La Commission européenne prépare une législation qui exigerait que les véhicules électriques soient assemblés dans l'UE et qu'au moins 70% de leurs composants soient d'origine locale pour pouvoir bénéficier de subventions publiques.
Cette initiative pourrait ouvrir la voie à une politique industrielle formelle ‘Achetez européen’, récemment réclamée par Volkswagen, Stellantis et d'autres constructeurs automobiles européens.
Le Financial Times rapporte que la Commission européenne est en train de rédiger un projet de législation visant à lier les incitations publiques à l'achat de nouveaux véhicules électriques, hybrides et à pile à combustible à l'assemblage de l'UE. Selon ce projet, seuls les véhicules construits dans l'Union européenne pourraient bénéficier de subventions, de marchés publics et de programmes de location.
Bruxelles souhaite également qu'au moins 70% de composants autres que les batteries soient fabriqués dans l'UE, en termes de valeur.

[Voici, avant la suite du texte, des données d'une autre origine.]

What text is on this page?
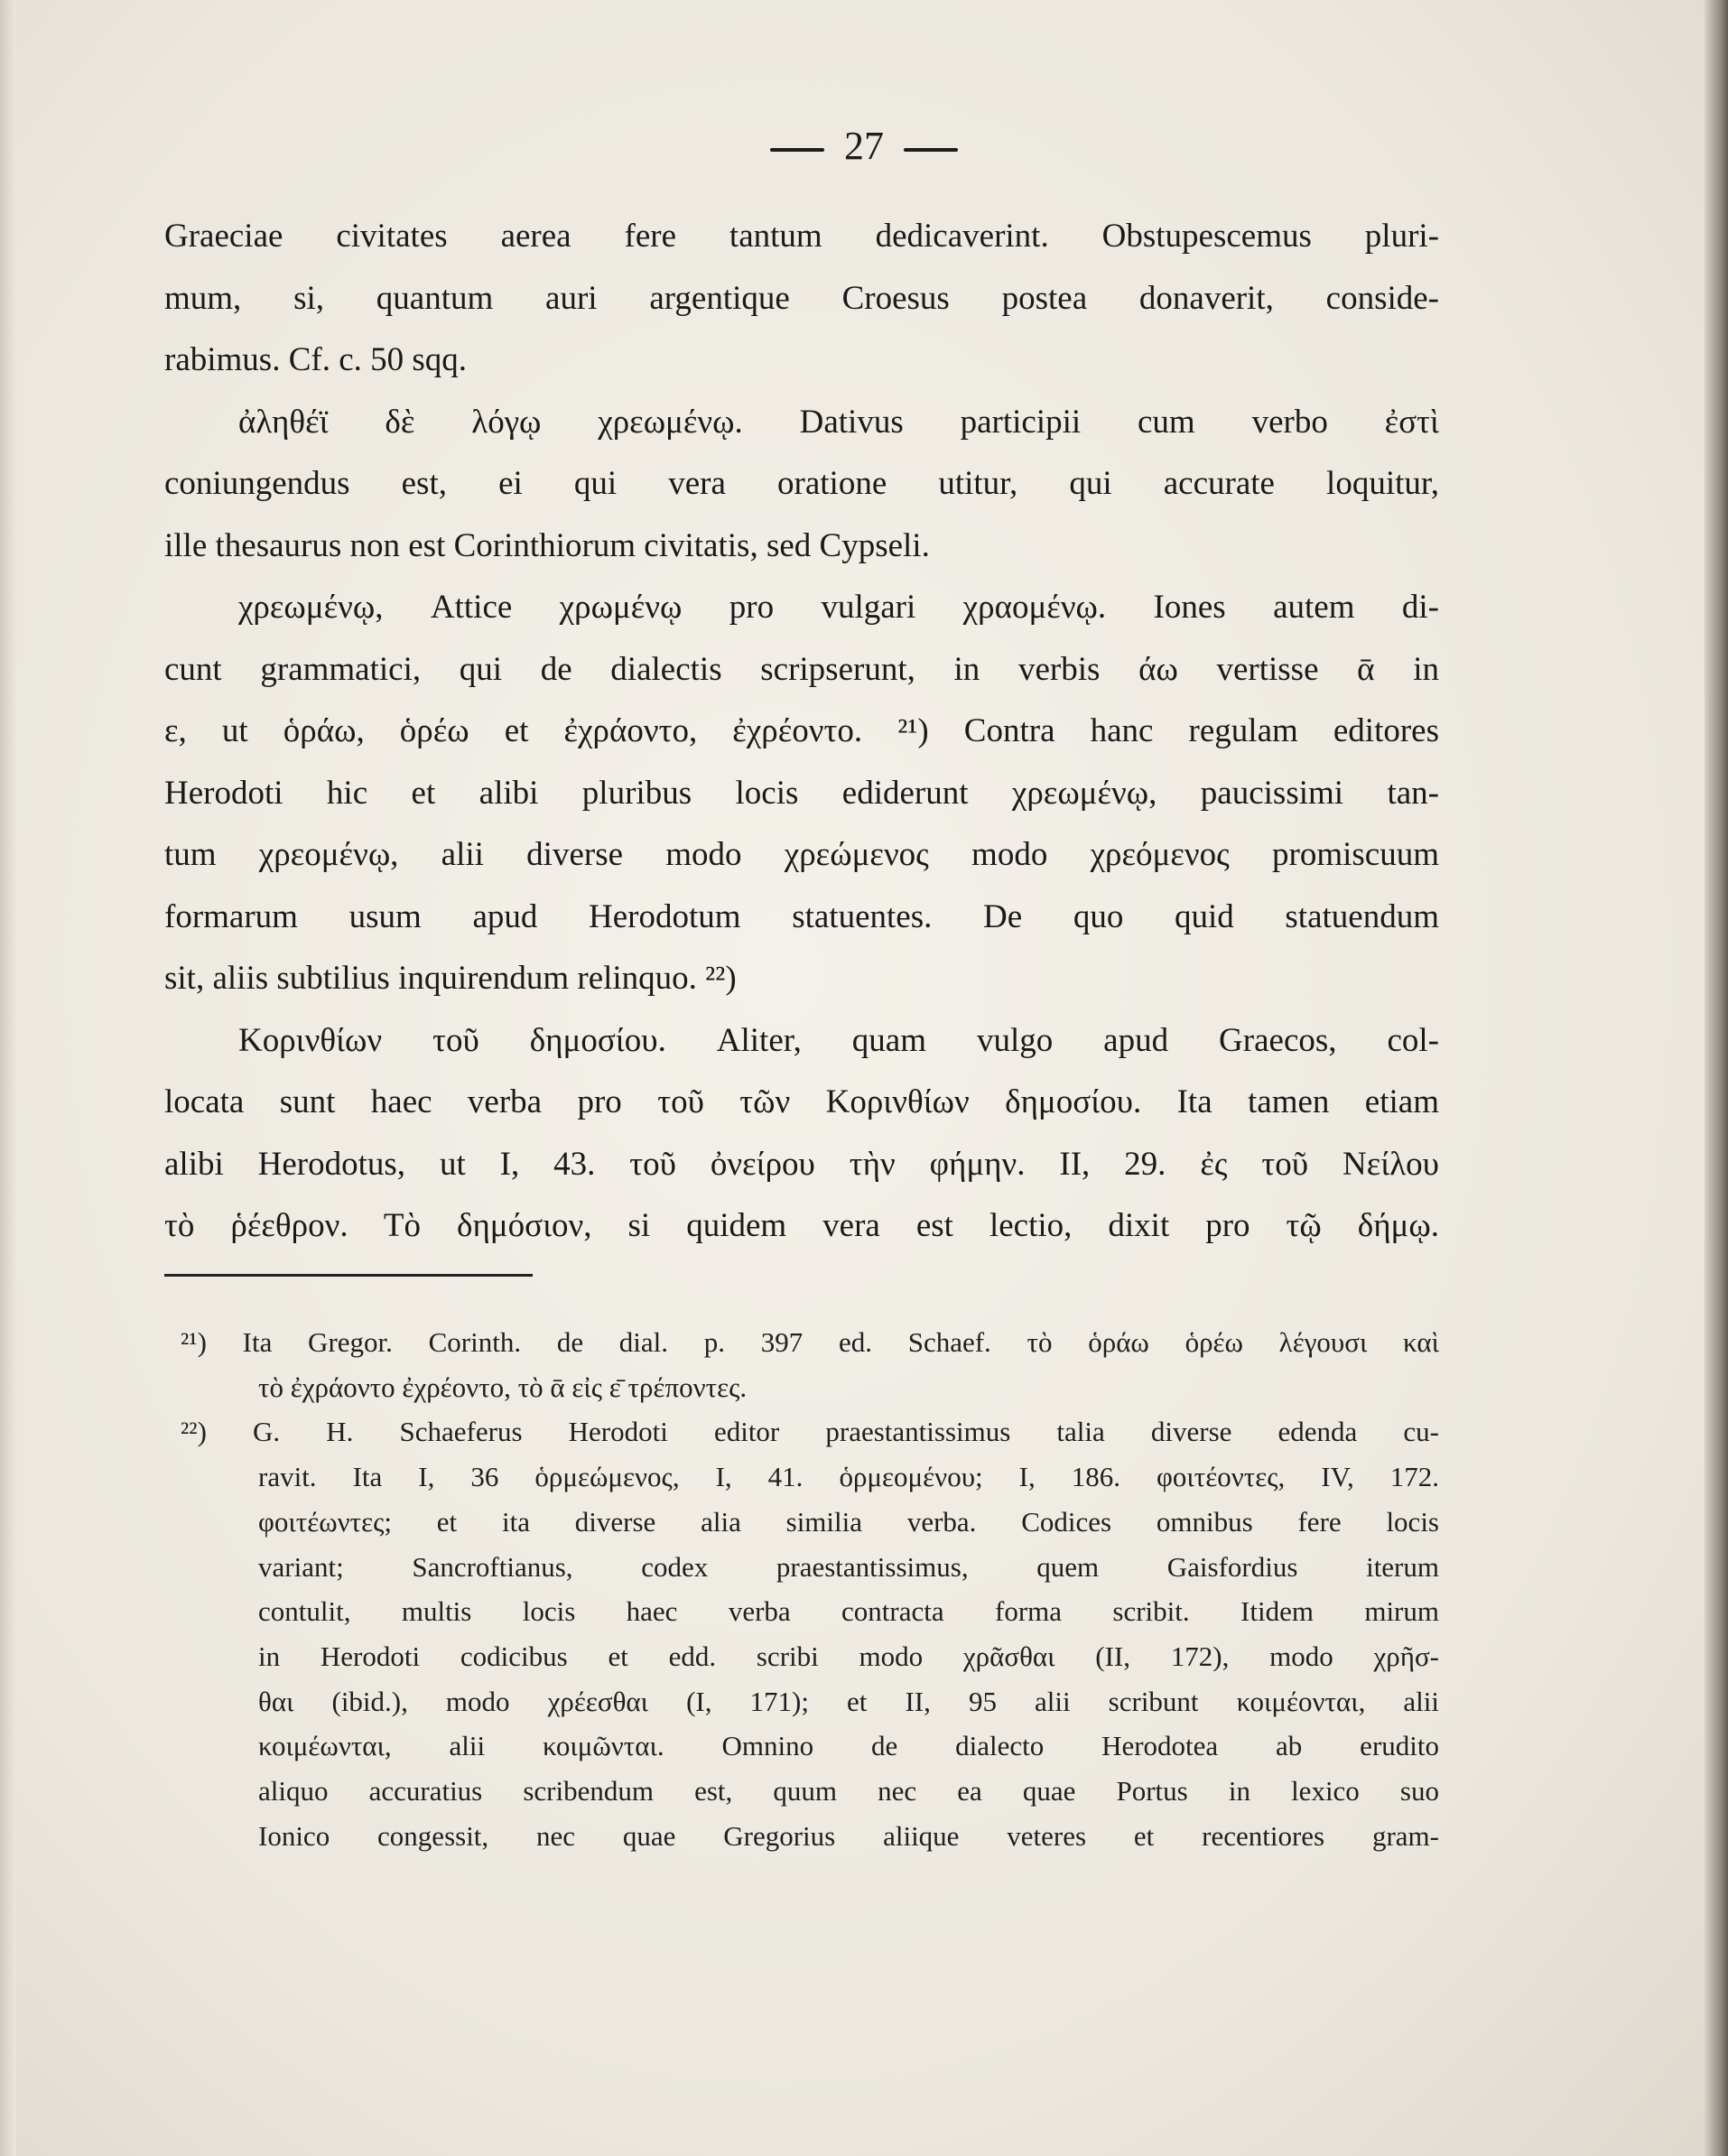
27
Graeciae civitates aerea fere tantum dedicaverint. Obstupescemus pluri-
mum, si, quantum auri argentique Croesus postea donaverit, conside-
rabimus. Cf. c. 50 sqq.
ἀληθέϊ δὲ λόγῳ χρεωμένῳ. Dativus participii cum verbo ἐστὶ
coniungendus est, ei qui vera oratione utitur, qui accurate loquitur,
ille thesaurus non est Corinthiorum civitatis, sed Cypseli.
χρεωμένῳ, Attice χρωμένῳ pro vulgari χραομένῳ. Iones autem di-
cunt grammatici, qui de dialectis scripserunt, in verbis άω vertisse ᾱ in
ε, ut ὁράω, ὁρέω et ἐχράοντο, ἐχρέοντο. ²¹) Contra hanc regulam editores
Herodoti hic et alibi pluribus locis ediderunt χρεωμένῳ, paucissimi tan-
tum χρεομένῳ, alii diverse modo χρεώμενος modo χρεόμενος promiscuum
formarum usum apud Herodotum statuentes. De quo quid statuendum
sit, aliis subtilius inquirendum relinquo. ²²)
Κορινθίων τοῦ δημοσίου. Aliter, quam vulgo apud Graecos, col-
locata sunt haec verba pro τοῦ τῶν Κορινθίων δημοσίου. Ita tamen etiam
alibi Herodotus, ut I, 43. τοῦ ὀνείρου τὴν φήμην. II, 29. ἐς τοῦ Νείλου
τὸ ῥέεθρον. Τὸ δημόσιον, si quidem vera est lectio, dixit pro τῷ δήμῳ.
²¹) Ita Gregor. Corinth. de dial. p. 397 ed. Schaef. τὸ ὁράω ὁρέω λέγουσι καὶ
τὸ ἐχράοντο ἐχρέοντο, τὸ ᾱ εἰς ε̄ τρέποντες.
²²) G. H. Schaeferus Herodoti editor praestantissimus talia diverse edenda cu-
ravit. Ita I, 36 ὁρμεώμενος, I, 41. ὁρμεομένου; I, 186. φοιτέοντες, IV, 172.
φοιτέωντες; et ita diverse alia similia verba. Codices omnibus fere locis
variant; Sancroftianus, codex praestantissimus, quem Gaisfordius iterum
contulit, multis locis haec verba contracta forma scribit. Itidem mirum
in Herodoti codicibus et edd. scribi modo χρᾶσθαι (II, 172), modo χρῆσ-
θαι (ibid.), modo χρέεσθαι (I, 171); et II, 95 alii scribunt κοιμέονται, alii
κοιμέωνται, alii κοιμῶνται. Omnino de dialecto Herodotea ab erudito
aliquo accuratius scribendum est, quum nec ea quae Portus in lexico suo
Ionico congessit, nec quae Gregorius aliique veteres et recentiores gram-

En outre, plusieurs composants clés des batteries devraient provenir de l'Union européenne.
Vraiment, 70% ?
La Commission mentionne toujours le seuil de 70% entre crochets dans le projet, ce qui indique que les fonctionnaires sont encore en train de débattre de ce chiffre et qu'ils pourraient le réviser.

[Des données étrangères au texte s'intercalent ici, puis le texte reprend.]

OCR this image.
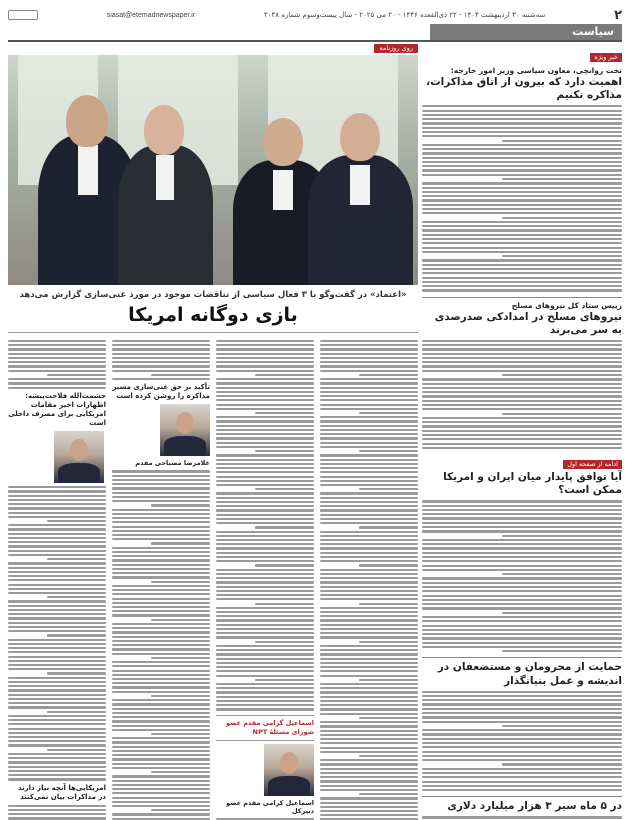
۲
سه‌شنبه ۳۰ اردیبهشت ۱۴۰۴ - ۲۲ ذی‌القعده ۱۴۴۶ - ۲۰ می ۲۰۲۵ - سال بیست‌وسوم شماره ۴۰۴۸
siasat@etemadnewspaper.ir
سیاست
خبر ویژه
تخت روانچی، معاون سیاسی وزیر امور خارجه:
اهمیت دارد که بیرون از اتاق مذاکرات، مذاکره نکنیم
رییس ستاد کل نیروهای مسلح
نیروهای مسلح در امداد‌کی صدرصدی به سر می‌برند
ادامه از صفحه اول
آیا توافق پایدار میان ایران و امریکا ممکن است؟
حمایت از محرومان و مستضعفان در اندیشه و عمل بنیانگذار
در ۵ ماه سیر ۳ هزار میلیارد دلاری
روی روزنامه
«اعتماد» در گفت‌وگو با ۳ فعال سیاسی از تناقضات موجود در مورد غنی‌سازی گزارش می‌دهد
بازی دوگانه امریکا
اسماعیل گرامی مقدم عضو شورای مسئلهٔ NPT
اسماعیل کرامی مقدم عضو دبیرکل
تأکید بر حق غنی‌سازی مسیر مذاکره را روشن کرده است
غلامرضا مصباحی مقدم
حشمت‌الله فلاحت‌پیشه: اظهارات اخیر مقامات امریکایی برای مصرف داخلی است
امریکایی‌ها آنچه نیاز دارند در مذاکرات بیان نمی‌کنند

La Commission prévoit de publier le 25 février la ‘loi sur l'accélération industrielle’, qui intégrera les nouvelles règles. Bruxelles étendra la législation au-delà du secteur automobile pour couvrir également la construction et l'industrie lourde.

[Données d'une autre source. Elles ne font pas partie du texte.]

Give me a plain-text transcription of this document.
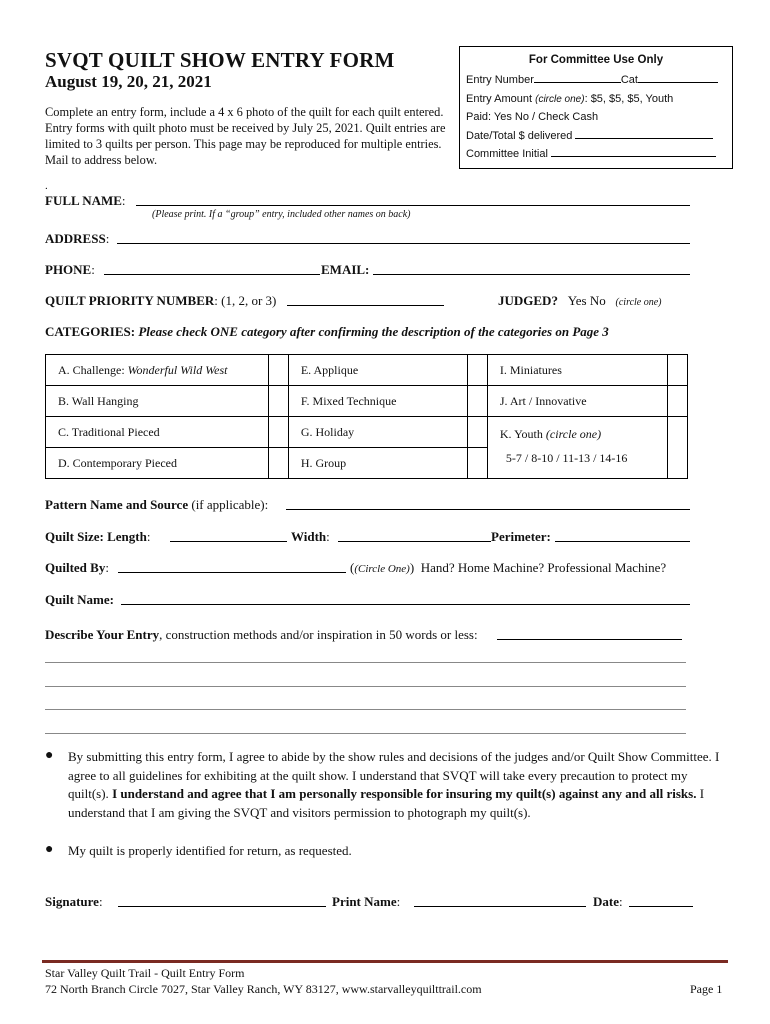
SVQT QUILT SHOW ENTRY FORM
August 19, 20, 21, 2021
Complete an entry form, include a 4 x 6 photo of the quilt for each quilt entered. Entry forms with quilt photo must be received by July 25, 2021. Quilt entries are limited to 3 quilts per person. This page may be reproduced for multiple entries. Mail to address below.
.
For Committee Use Only
Entry Number	Cat
Entry Amount (circle one): $5, $5, $5, Youth
Paid: Yes No / Check Cash
Date/Total $ delivered
Committee Initial
FULL NAME:
(Please print. If a “group” entry, included other names on back)
ADDRESS:
PHONE:	EMAIL:
QUILT PRIORITY NUMBER: (1, 2, or 3)	JUDGED? Yes No (circle one)
CATEGORIES: Please check ONE category after confirming the description of the categories on Page 3
A. Challenge: Wonderful Wild West		E. Applique		I. Miniatures	
B. Wall Hanging		F. Mixed Technique		J. Art / Innovative	
C. Traditional Pieced		G. Holiday		K. Youth (circle one)
5-7 / 8-10 / 11-13 / 14-16	

D. Contemporary Pieced		H. Group			
Pattern Name and Source (if applicable):
Quilt Size: Length:	Width:	Perimeter:
Quilted By:	((Circle One))  Hand? Home Machine? Professional Machine?
Quilt Name:
Describe Your Entry, construction methods and/or inspiration in 50 words or less:
● By submitting this entry form, I agree to abide by the show rules and decisions of the judges and/or Quilt Show Committee. I agree to all guidelines for exhibiting at the quilt show. I understand that SVQT will take every precaution to protect my quilt(s). I understand and agree that I am personally responsible for insuring my quilt(s) against any and all risks. I understand that I am giving the SVQT and visitors permission to photograph my quilt(s).
● My quilt is properly identified for return, as requested.
Signature:	Print Name:	Date:
Star Valley Quilt Trail - Quilt Entry Form
72 North Branch Circle 7027, Star Valley Ranch, WY 83127, www.starvalleyquilttrail.com	Page 1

La législation proposée vise à protéger les industries de l'UE en exigeant que les émissions de CO₂ soient prises en compte dans les procédures de passation des marchés publics. La raison en est claire : le secteur manufacturier de l'UE subit une forte pression de la part de la concurrence chinoise moins chère, des prix élevés de l'énergie et des coûts de mise en conformité avec les initiatives rigoureuses de l'Union en matière de climat. L'initiative ‘Acheter européen’ est donc le fruit d'un intense travail de lobbying.
Ce lobbying ne s'est pas limité aux efforts déployés en coulisses. Les deux plus grands constructeurs automobiles européens, Volkswagen et Stellantis, ont publiquement fait campagne en faveur d'une telle initiative.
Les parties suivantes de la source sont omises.